The runtime context of _{tensorboard-exporter} shows that the vulnerable function within _oauthlib is not loaded nor executed. if we judge is only based on the CVSS score, the risk is medium. But the risk is not indeed medium like the CVSS says. 

‍
Since the vulnerable function is never executed in our environment, in any real-world scenario, we automatically classify the risk as Low instead of Medium:

‍

Loaded Libraries and the Impact of Partial Runtime Application Security Coverage

So we have a lot of dependencies in our code, but we use each individually, in a different way.
When products declare they support runtime application security, it usually means that the application typically uses operating system (OS) probes to gain the required visibility. These probes are hooks that can provide visibility to when your OS system opens a specific file or uses it. Probes come in different variations, but one thing to keep in mind is that they always have an impact on runtime performance. Essentially, probes can be thought of as an extra `if` statement that needs to be executed every time the code runs.

Probes are an essential way to identify a "loaded library" ^‍which means the OS has probably loaded the file to the memory. This, however, as demonstrated in the example above, does not mean it’s necessarily being used at all, or that the file is executed at any point during runtime. The only indication this provides users is that the file is prepared to run if it will need to be executed.

Executed Libraries with Deep Runtime Application Security Analysis

This is where Oligo differs from other solutions. Using a revolutionary patent-pending eBPF-based approach, that can provide kernel-level tracing and visibility - enabling true instrumentation of runtime, it’s now possible to have a real-time understanding of when a function is being called or a library is executed. This is the real difference between simply “loaded” libraries and practically “executed” files during runtime. Based on our telemetry data, statistics show that a mere 50% of files that are loaded during runtime are executed. This is an extremely important metric when it comes to engineering cognitive load.

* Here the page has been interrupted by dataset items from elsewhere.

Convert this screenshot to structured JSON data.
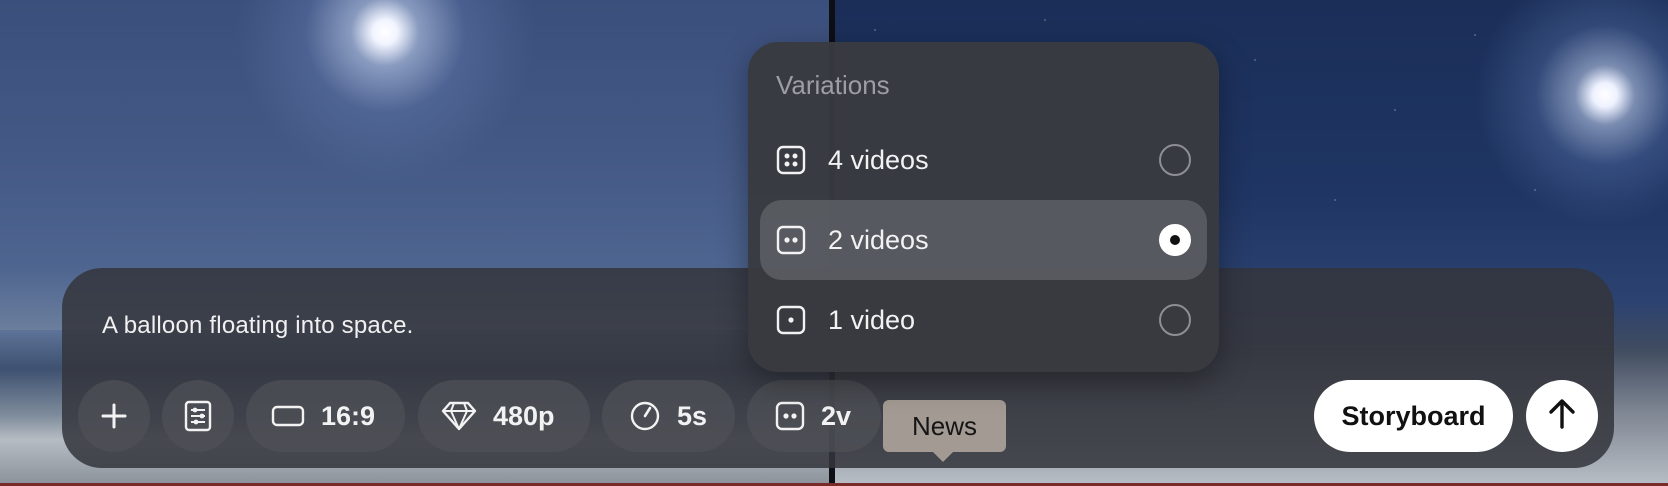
{
  "prompt": {
    "text": "A balloon floating into space."
  },
  "toolbar": {
    "aspect_ratio": "16:9",
    "resolution": "480p",
    "duration": "5s",
    "variations": "2v",
    "storyboard_label": "Storyboard"
  },
  "tooltip": {
    "text": "News"
  },
  "variations_menu": {
    "title": "Variations",
    "options": [
      {
        "label": "4 videos",
        "selected": false,
        "icon": "dice-four-icon"
      },
      {
        "label": "2 videos",
        "selected": true,
        "icon": "dice-two-icon"
      },
      {
        "label": "1 video",
        "selected": false,
        "icon": "dice-one-icon"
      }
    ]
  },
  "colors": {
    "panel": "#34363c",
    "chip": "#4e5056",
    "primary_button": "#ffffff",
    "tooltip": "#a39a93"
  }
}
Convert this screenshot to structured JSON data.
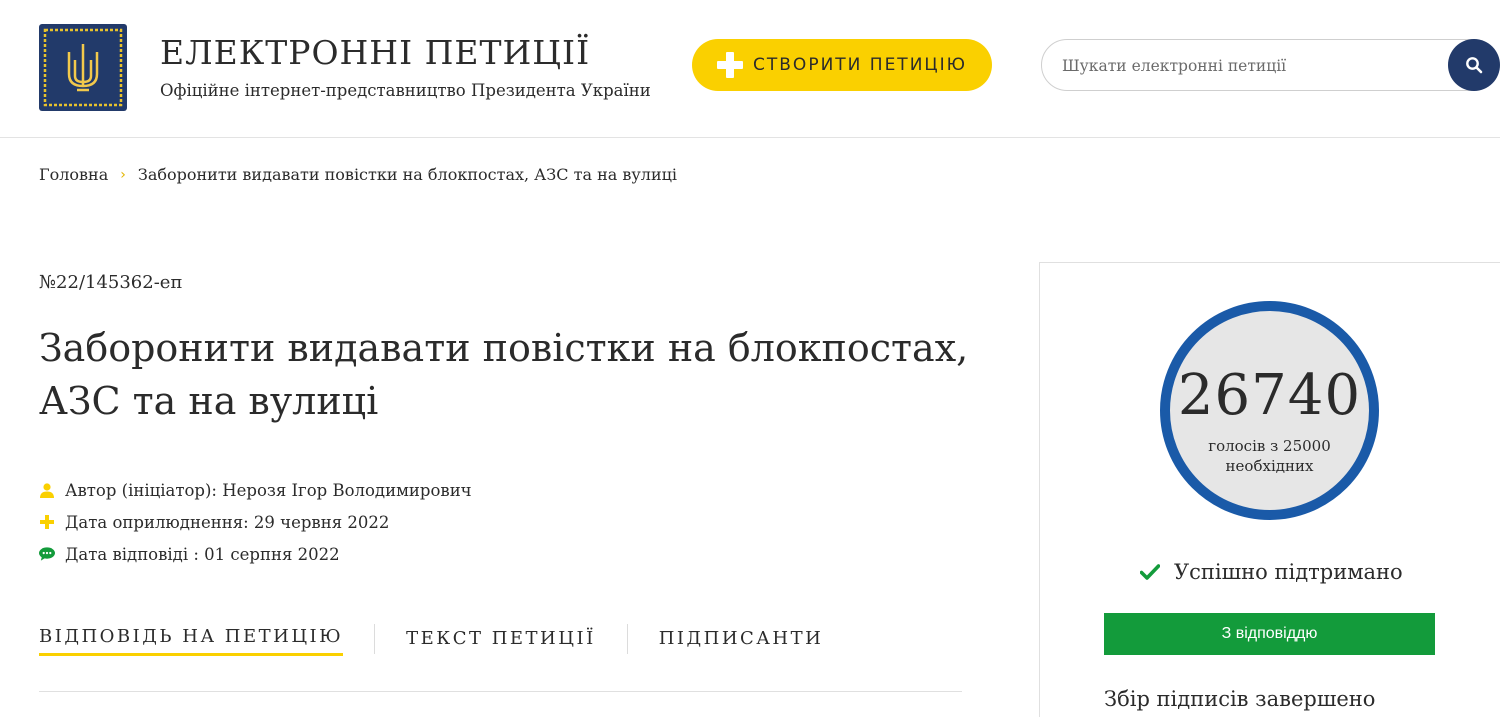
{
  "header": {
    "site_title": "ЕЛЕКТРОННІ ПЕТИЦІЇ",
    "site_subtitle": "Офіційне інтернет-представництво Президента України",
    "create_button_label": "СТВОРИТИ ПЕТИЦІЮ",
    "search_placeholder": "Шукати електронні петиції",
    "logo_icon": "trident-coat-of-arms-icon",
    "colors": {
      "brand_navy": "#223a6a",
      "accent_yellow": "#fad000"
    }
  },
  "breadcrumb": {
    "home": "Головна",
    "separator": "›",
    "current": "Заборонити видавати повістки на блокпостах, АЗС та на вулиці"
  },
  "petition": {
    "number": "№22/145362-еп",
    "title": "Заборонити видавати повістки на блокпостах, АЗС та на вулиці",
    "meta": [
      {
        "icon": "user-icon",
        "text": "Автор (ініціатор): Нерозя Ігор Володимирович"
      },
      {
        "icon": "plus-icon",
        "text": "Дата оприлюднення: 29 червня 2022"
      },
      {
        "icon": "chat-bubble-icon",
        "text": "Дата відповіді : 01 серпня 2022"
      }
    ],
    "tabs": [
      {
        "label": "ВІДПОВІДЬ НА ПЕТИЦІЮ",
        "active": true
      },
      {
        "label": "ТЕКСТ ПЕТИЦІЇ",
        "active": false
      },
      {
        "label": "ПІДПИСАНТИ",
        "active": false
      }
    ]
  },
  "sidebar": {
    "votes": "26740",
    "votes_sub": "голосів з 25000 необхідних",
    "status_text": "Успішно підтримано",
    "answered_button": "З відповіддю",
    "collection_status": "Збір підписів завершено",
    "colors": {
      "circle_border": "#1a5aa8",
      "success_green": "#139b3b"
    }
  }
}
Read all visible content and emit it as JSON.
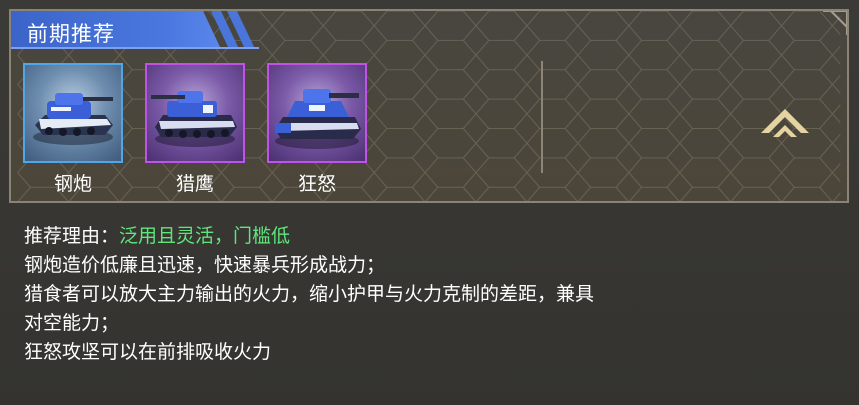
{
  "section": {
    "title": "前期推荐"
  },
  "units": [
    {
      "name": "钢炮",
      "rarity": "blue"
    },
    {
      "name": "猎鹰",
      "rarity": "purple"
    },
    {
      "name": "狂怒",
      "rarity": "purple"
    }
  ],
  "collapse_icon": "chevron-up-icon",
  "recommendation": {
    "label": "推荐理由：",
    "value": "泛用且灵活，门槛低",
    "lines": [
      "钢炮造价低廉且迅速，快速暴兵形成战力；",
      "猎食者可以放大主力输出的火力，缩小护甲与火力克制的差距，兼具",
      "对空能力；",
      "狂怒攻坚可以在前排吸收火力"
    ]
  },
  "colors": {
    "title_tab": "#3f6fd8",
    "reason_highlight": "#5fe67b",
    "rarity_blue": "#4fa6e8",
    "rarity_purple": "#c052e6",
    "chevron": "#e6d3a2"
  }
}
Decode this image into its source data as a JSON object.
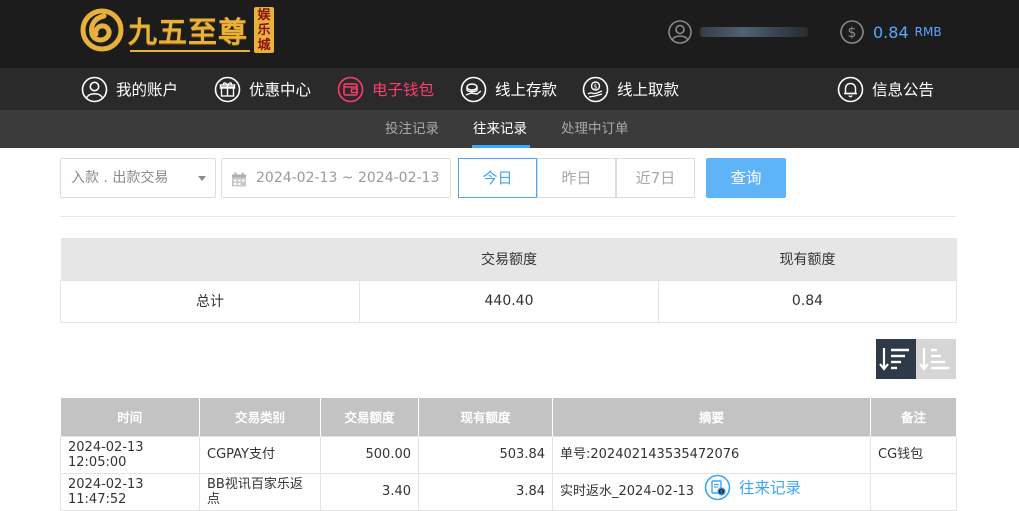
{
  "brand": {
    "name": "九五至尊",
    "badge": "娱乐城"
  },
  "user": {
    "balance": "0.84",
    "currency": "RMB"
  },
  "nav": {
    "items": [
      {
        "label": "我的账户",
        "icon": "user-circle-icon"
      },
      {
        "label": "优惠中心",
        "icon": "gift-icon"
      },
      {
        "label": "电子钱包",
        "icon": "wallet-icon"
      },
      {
        "label": "线上存款",
        "icon": "deposit-icon"
      },
      {
        "label": "线上取款",
        "icon": "withdraw-icon"
      },
      {
        "label": "往来记录",
        "icon": "record-icon"
      },
      {
        "label": "信息公告",
        "icon": "bell-icon"
      }
    ],
    "active_color": "#3ea6f7",
    "wallet_color": "#ff3c6e"
  },
  "subnav": {
    "items": [
      "投注记录",
      "往来记录",
      "处理中订单"
    ],
    "active": "往来记录"
  },
  "filters": {
    "type_value": "入款 . 出款交易",
    "date_range": "2024-02-13 ~ 2024-02-13",
    "days": [
      "今日",
      "昨日",
      "近7日"
    ],
    "active_day": "今日",
    "query_label": "查询"
  },
  "summary": {
    "headers": [
      "",
      "交易额度",
      "现有额度"
    ],
    "row": [
      "总计",
      "440.40",
      "0.84"
    ]
  },
  "records": {
    "headers": [
      "时间",
      "交易类别",
      "交易额度",
      "现有额度",
      "摘要",
      "备注"
    ],
    "rows": [
      [
        "2024-02-13 12:05:00",
        "CGPAY支付",
        "500.00",
        "503.84",
        "单号:202402143535472076",
        "CG钱包"
      ],
      [
        "2024-02-13 11:47:52",
        "BB视讯百家乐返点",
        "3.40",
        "3.84",
        "实时返水_2024-02-13",
        ""
      ]
    ]
  }
}
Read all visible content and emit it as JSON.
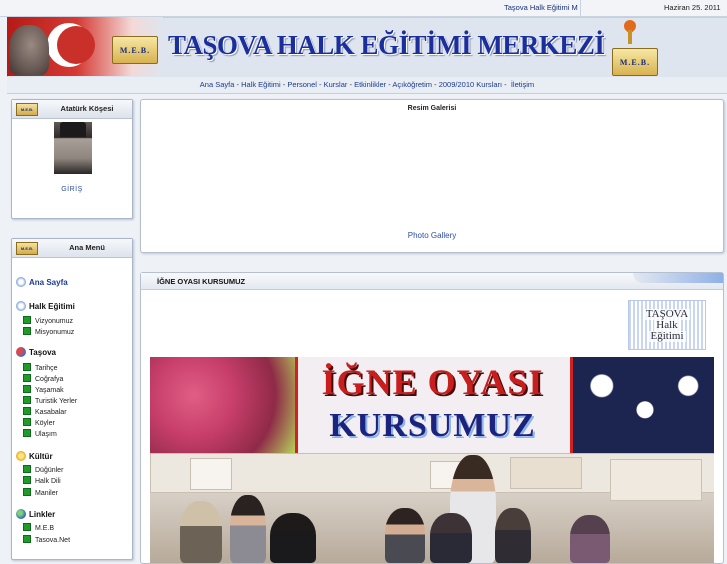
{
  "topbar": {
    "ticker": "Taşova Halk Eğitimi M",
    "date": "Haziran 25. 2011"
  },
  "banner": {
    "title": "TAŞOVA HALK EĞİTİMİ MERKEZİ",
    "logo_text": "M.E.B."
  },
  "nav": {
    "items": [
      "Ana Sayfa",
      "Halk Eğitimi",
      "Personel",
      "Kurslar",
      "Etkinlikler",
      "Açıköğretim",
      "2009/2010 Kursları",
      "İletişim"
    ]
  },
  "sidebar": {
    "ataturk": {
      "title": "Atatürk Köşesi",
      "link": "GİRİŞ"
    },
    "menu": {
      "title": "Ana Menü",
      "home": "Ana Sayfa",
      "sections": [
        {
          "title": "Halk Eğitimi",
          "icon": "home-icon",
          "items": [
            "Vizyonumuz",
            "Misyonumuz"
          ]
        },
        {
          "title": "Taşova",
          "icon": "people-icon",
          "items": [
            "Tarihçe",
            "Coğrafya",
            "Yaşamak",
            "Turistik Yerler",
            "Kasabalar",
            "Köyler",
            "Ulaşım"
          ]
        },
        {
          "title": "Kültür",
          "icon": "star-icon",
          "items": [
            "Düğünler",
            "Halk Dili",
            "Maniler"
          ]
        },
        {
          "title": "Linkler",
          "icon": "globe-icon",
          "items": [
            "M.E.B",
            "Tasova.Net"
          ]
        }
      ]
    }
  },
  "gallery": {
    "title": "Resim Galerisi",
    "link": "Photo Gallery"
  },
  "article": {
    "title": "İĞNE OYASI KURSUMUZ",
    "stamp": [
      "TAŞOVA",
      "Halk",
      "Eğitimi"
    ],
    "hero_line1": "İĞNE OYASI",
    "hero_line2": "KURSUMUZ"
  },
  "colors": {
    "link": "#2c4fa2",
    "title_blue": "#1b2f9c",
    "accent_red": "#c81e1e"
  }
}
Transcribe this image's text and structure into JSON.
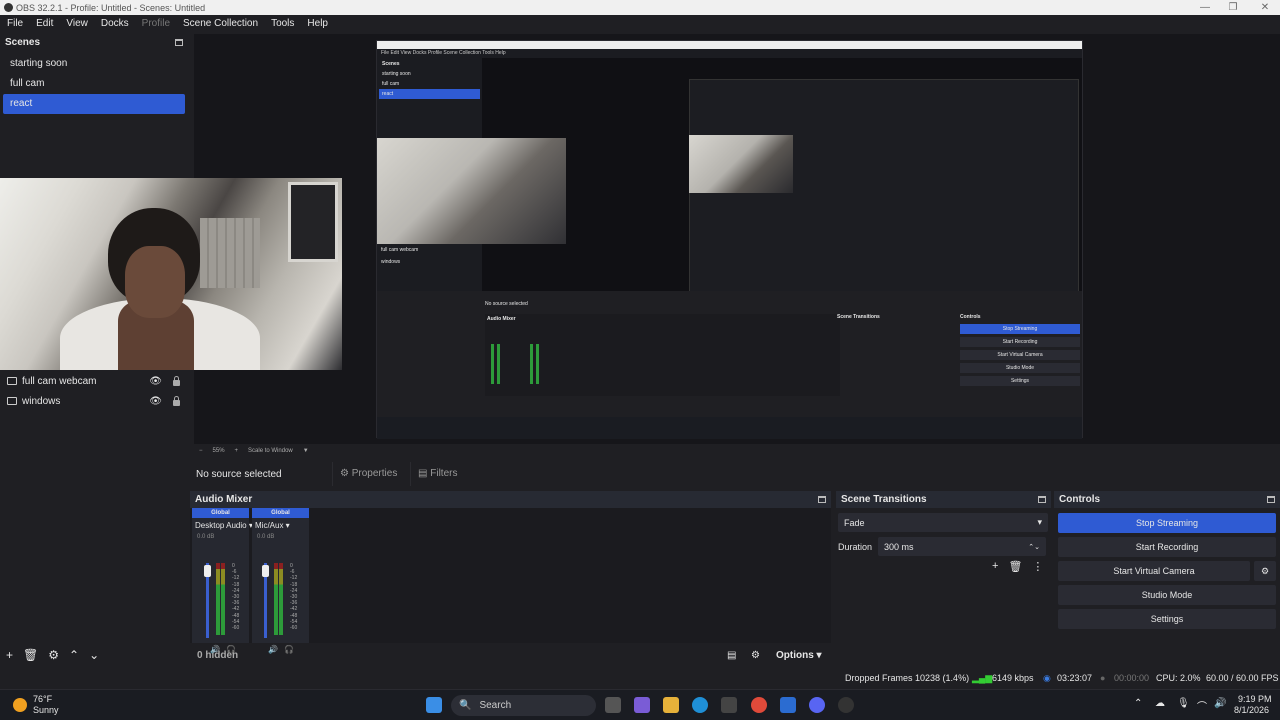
{
  "window": {
    "title": "OBS 32.2.1 - Profile: Untitled - Scenes: Untitled"
  },
  "menu": [
    "File",
    "Edit",
    "View",
    "Docks",
    "Profile",
    "Scene Collection",
    "Tools",
    "Help"
  ],
  "scenes": {
    "title": "Scenes",
    "items": [
      "starting soon",
      "full cam",
      "react"
    ],
    "active": "react"
  },
  "sources": {
    "items": [
      "full cam webcam",
      "windows"
    ]
  },
  "preview": {
    "zoom": "55%",
    "scale_mode": "Scale to Window",
    "nested_scenes": [
      "starting soon",
      "full cam",
      "react"
    ],
    "nested_sources": [
      "full cam webcam",
      "windows"
    ]
  },
  "context": {
    "no_source": "No source selected",
    "properties": "Properties",
    "filters": "Filters"
  },
  "mixer": {
    "title": "Audio Mixer",
    "channels": [
      {
        "global": "Global",
        "name": "Desktop Audio",
        "db": "0.0 dB"
      },
      {
        "global": "Global",
        "name": "Mic/Aux",
        "db": "0.0 dB"
      }
    ],
    "ticks": [
      "0",
      "-6",
      "-12",
      "-18",
      "-24",
      "-30",
      "-36",
      "-42",
      "-48",
      "-54",
      "-60"
    ],
    "hidden": "0 hidden",
    "options": "Options"
  },
  "transitions": {
    "title": "Scene Transitions",
    "selected": "Fade",
    "duration_label": "Duration",
    "duration_value": "300 ms"
  },
  "controls": {
    "title": "Controls",
    "stop_streaming": "Stop Streaming",
    "start_recording": "Start Recording",
    "start_virtual_camera": "Start Virtual Camera",
    "studio_mode": "Studio Mode",
    "settings": "Settings"
  },
  "status": {
    "dropped_frames": "Dropped Frames 10238 (1.4%)",
    "bitrate": "6149 kbps",
    "stream_time": "03:23:07",
    "record_time": "00:00:00",
    "cpu": "CPU: 2.0%",
    "fps": "60.00 / 60.00 FPS"
  },
  "taskbar": {
    "weather_temp": "76°F",
    "weather_desc": "Sunny",
    "search": "Search",
    "time": "9:19 PM",
    "date": "8/1/2026"
  },
  "colors": {
    "accent": "#2f5bd3",
    "bg": "#1f1f23",
    "panel": "#272a33"
  }
}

[Sample data from one of Oligo's environments. Approximately 50% are loaded, but only about 25% are actually executed.]

Knowing which libraries are actually in use, and are being executed down to the call stack, provides an added layer of filtration of CVE noise, with a much better and more accurate understanding of real security risk to your systems. By having real-time visibility, it’s possible to respond much more rapidly to truly exploitable threats as they arise within the exact vulnerable executed function––and not have to waste energy on loaded libraries that are not being executed at all. 

‍

Why This Matters to You

If we take as an example of a common OSS library, this contains hundreds of lines of code.  This OSS library, though, has its own set of dependencies to run––doubling or tripling the amount of code coupled with this library.  When you run your SCA scanner it explodes with CVE alerts, many of which are critical and high––and you don’t know where to get started with mitigating these risks.

By understanding which files are not just “loaded” to memory during runtime, but rather are being invoked and their functions executed, and at the same time understanding whether these executed functions have access to other sensitive data or systems––those are the vulnerabilities you will need to prioritize. In this way, you can then filter a significant amount of CVE noise from engineer’s backlogs.

Gain clarity and prioritize your security efforts by understanding which dependencies are actively invoked and pose a risk. By focusing on addressing real threats, you can ensure more effective security protection and rebuild developer trust, all while streamlining your engineering efforts.